Beryl weakened Tuesday and was heading northeast through the midwest United States with 30 miles (45 kilometers) per hour winds, the US National Hurricane Center said, warning it could still generate flooding and tornadoes.

The sprawling city of Houston, home to 2.3 million people, was badly battered by hurricane-strength winds and flooding.

Harris County Sheriff Ed Gonzalez said on X that a 53-year-old man and 74-year-old woman had died in separate incidents of trees falling on houses.

Later, Houston Mayor John Whitmire told a press conference that one person died after a lightning strike possibly ignited a fire, while a police department employee died in floodwaters on his way to work.

Meanwhile in Louisiana, one death was announced by the Bossier Parish sheriff's office, also caused by a tree falling on a home.

- 'Very rare' -

Rose Michalec, 51, told AFP that Beryl blew down fences in her south Houston neighborhood.

"It's quite a bit of damage... It's more than we expected," she said.
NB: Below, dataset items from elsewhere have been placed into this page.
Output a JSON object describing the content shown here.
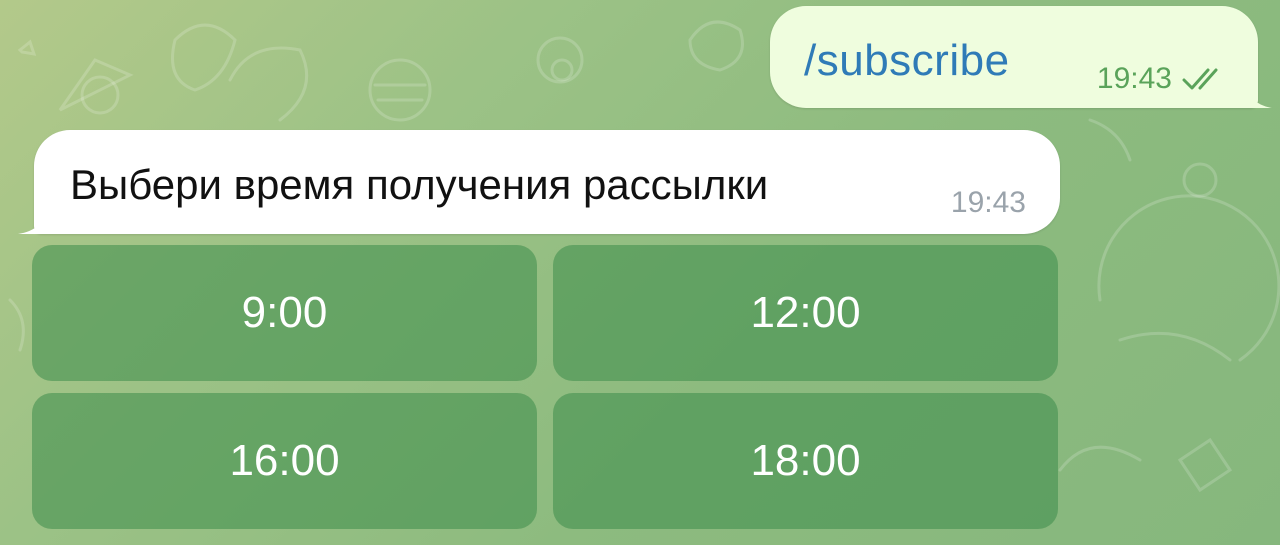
{
  "outgoing_message": {
    "text": "/subscribe",
    "time": "19:43",
    "status_icon": "double-check-icon"
  },
  "incoming_message": {
    "text": "Выбери время получения рассылки",
    "time": "19:43"
  },
  "inline_keyboard": {
    "buttons": [
      {
        "label": "9:00"
      },
      {
        "label": "12:00"
      },
      {
        "label": "16:00"
      },
      {
        "label": "18:00"
      }
    ]
  },
  "colors": {
    "outgoing_bubble": "#effdde",
    "incoming_bubble": "#ffffff",
    "command_text": "#2f7bb7",
    "read_check": "#5aa35a",
    "keyboard_button": "#4a9a5c"
  }
}
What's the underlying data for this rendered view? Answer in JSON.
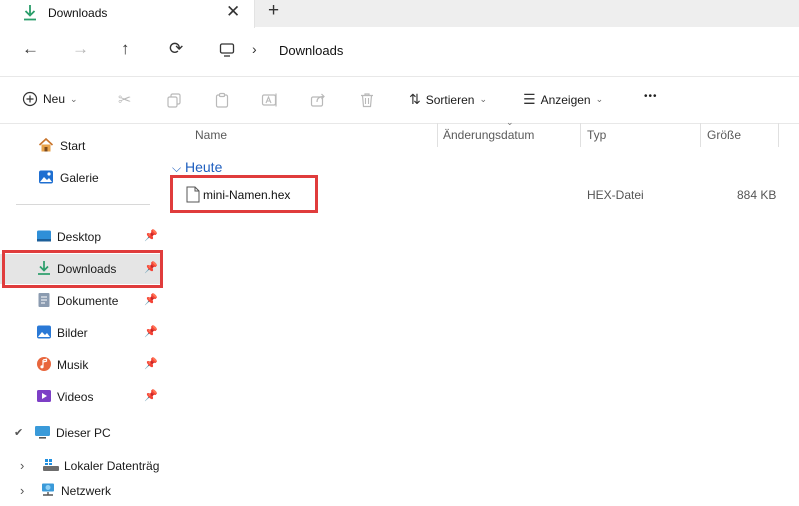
{
  "tab": {
    "title": "Downloads",
    "close_glyph": "✕",
    "new_tab_glyph": "+"
  },
  "nav": {
    "back_glyph": "←",
    "forward_glyph": "→",
    "up_glyph": "↑",
    "refresh_glyph": "⟳",
    "breadcrumb_sep": "›",
    "breadcrumb": "Downloads"
  },
  "commands": {
    "new_label": "Neu",
    "sort_label": "Sortieren",
    "view_label": "Anzeigen",
    "more_glyph": "•••"
  },
  "sidebar": {
    "items": [
      {
        "label": "Start",
        "icon": "home-icon"
      },
      {
        "label": "Galerie",
        "icon": "gallery-icon"
      },
      {
        "label": "Desktop",
        "icon": "desktop-icon",
        "pinned": true
      },
      {
        "label": "Downloads",
        "icon": "download-icon",
        "pinned": true,
        "selected": true
      },
      {
        "label": "Dokumente",
        "icon": "documents-icon",
        "pinned": true
      },
      {
        "label": "Bilder",
        "icon": "pictures-icon",
        "pinned": true
      },
      {
        "label": "Musik",
        "icon": "music-icon",
        "pinned": true
      },
      {
        "label": "Videos",
        "icon": "videos-icon",
        "pinned": true
      },
      {
        "label": "Dieser PC",
        "icon": "computer-icon",
        "expanded": true
      },
      {
        "label": "Lokaler Datenträg",
        "icon": "drive-icon"
      },
      {
        "label": "Netzwerk",
        "icon": "network-icon"
      }
    ]
  },
  "columns": {
    "name": "Name",
    "date": "Änderungsdatum",
    "type": "Typ",
    "size": "Größe"
  },
  "group": {
    "label": "Heute"
  },
  "files": [
    {
      "name": "mini-Namen.hex",
      "type": "HEX-Datei",
      "size": "884 KB"
    }
  ],
  "colors": {
    "accent": "#1f5fbf",
    "highlight": "#e03c3c",
    "download_green": "#2a9d6a"
  }
}
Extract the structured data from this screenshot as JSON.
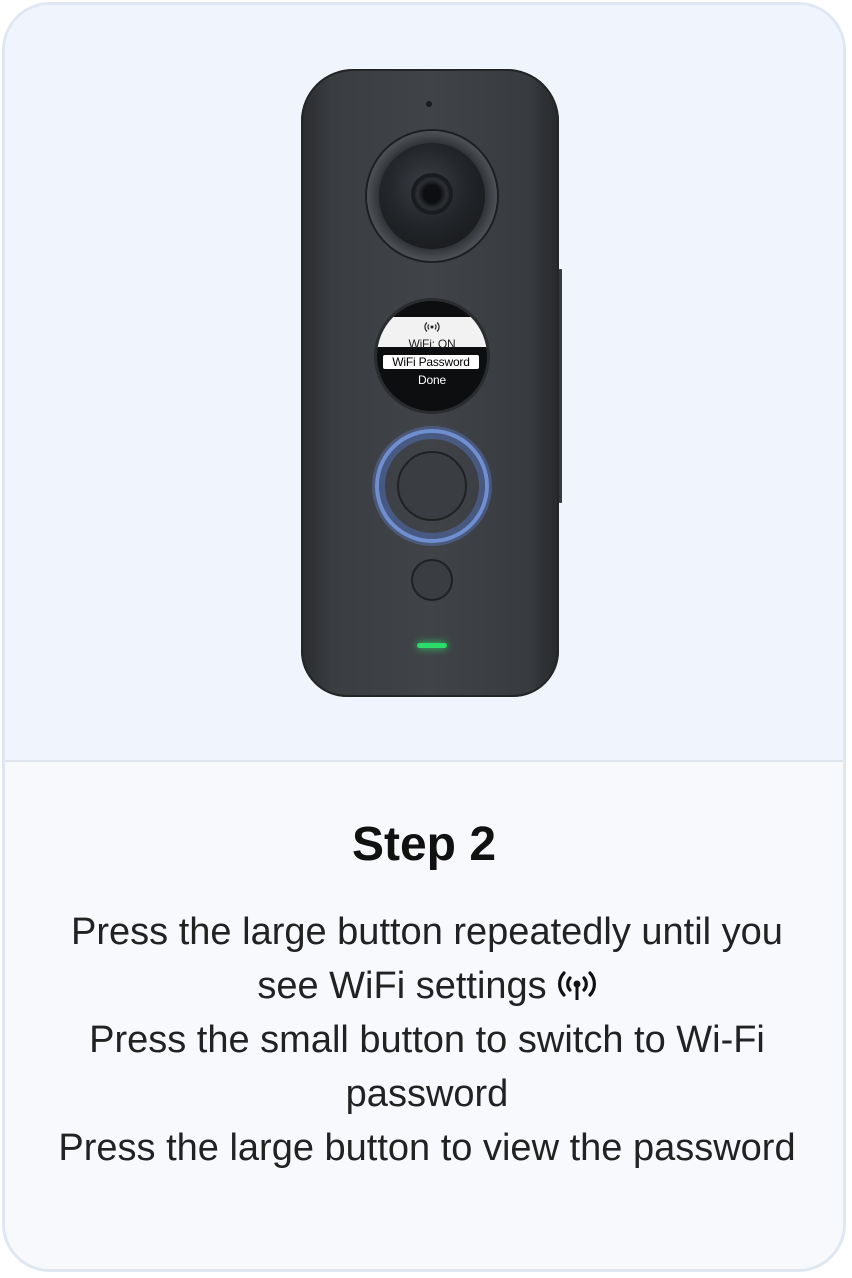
{
  "device": {
    "screen_lines": [
      "WiFi: ON",
      "WiFi Password",
      "Done"
    ]
  },
  "step": {
    "title": "Step 2",
    "instructions": [
      "Press the large button repeatedly until you see WiFi settings",
      "Press the small button to switch to Wi-Fi password",
      "Press the large button to view the password"
    ]
  },
  "icons": {
    "wifi_icon": "wifi-broadcast-icon"
  },
  "colors": {
    "led": "#2bdc6a",
    "button_ring": "#6f8fd0",
    "card_border": "#dfe7f3"
  }
}
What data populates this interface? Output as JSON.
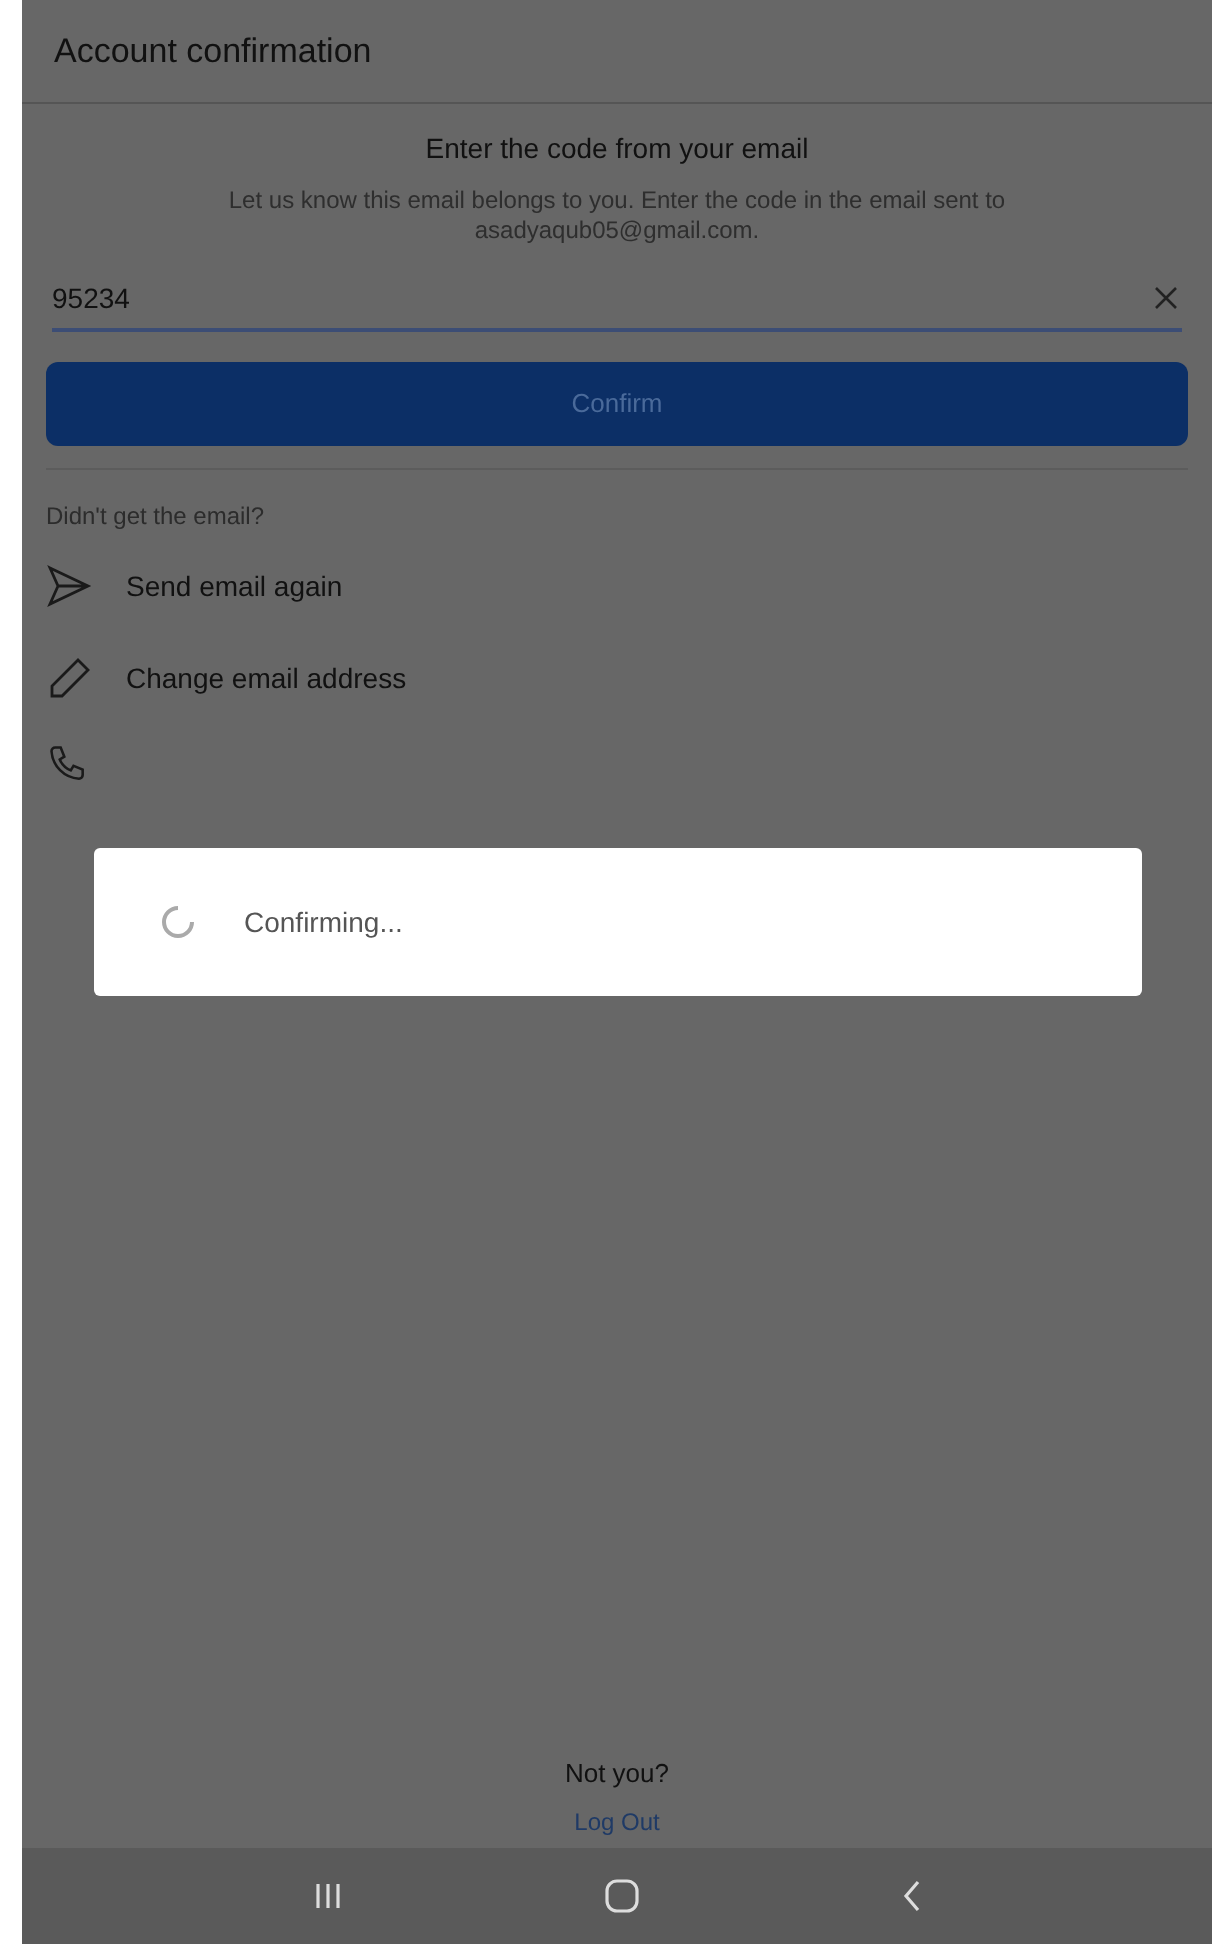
{
  "header": {
    "title": "Account confirmation"
  },
  "heading": "Enter the code from your email",
  "subtitle": "Let us know this email belongs to you. Enter the code in the email sent to asadyaqub05@gmail.com.",
  "code_field": {
    "value": "95234"
  },
  "confirm_button": "Confirm",
  "help_label": "Didn't get the email?",
  "options": [
    {
      "kind": "send",
      "label": "Send email again"
    },
    {
      "kind": "edit",
      "label": "Change email address"
    }
  ],
  "dialog": {
    "text": "Confirming..."
  },
  "footer": {
    "question": "Not you?",
    "link": "Log Out"
  }
}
In downtown Houston, several areas were inundated, including the park where 76-year-old Floyd Robinson usually walks.

"I'm seeing more of this kind of damaging water than I've ever seen before," the lifelong Houston resident told AFP.

"This is just the beginning of July and for us to have a storm of this magnitude is very rare."

Along the Texas coastline, several waterfront homes and buildings had their roofs torn off by the wind.

- Path across Caribbean -

Beryl first slammed Grenada and Saint Vincent and the Grenadines as a Category 4 storm, before plowing past the Cayman Islands and Jamaica, and at one point strengthening to Category 5.

It hit Mexico on Friday, flattening trees and lampposts and ripping off roof tiles.

Beryl left a deadly toll with three deaths in Grenada, two in St. Vincent and the Grenadines, three in Venezuela and two in Jamaica.

It is the first hurricane since NHC record-keeping began to reach the Category 4 level in June, and the earliest to hit the highest Category 5 in July.

Beryl is also the earliest hurricane to make landfall in Texas in a decade, according to expert Michael Lowry.

It is extremely rare for such a powerful storm to form this early in the Atlantic hurricane season, which runs from early June to late November.

Scientists say climate change likely plays a role in the rapid intensification of storms such as Beryl because there is more energy in a warmer ocean for them to feed on.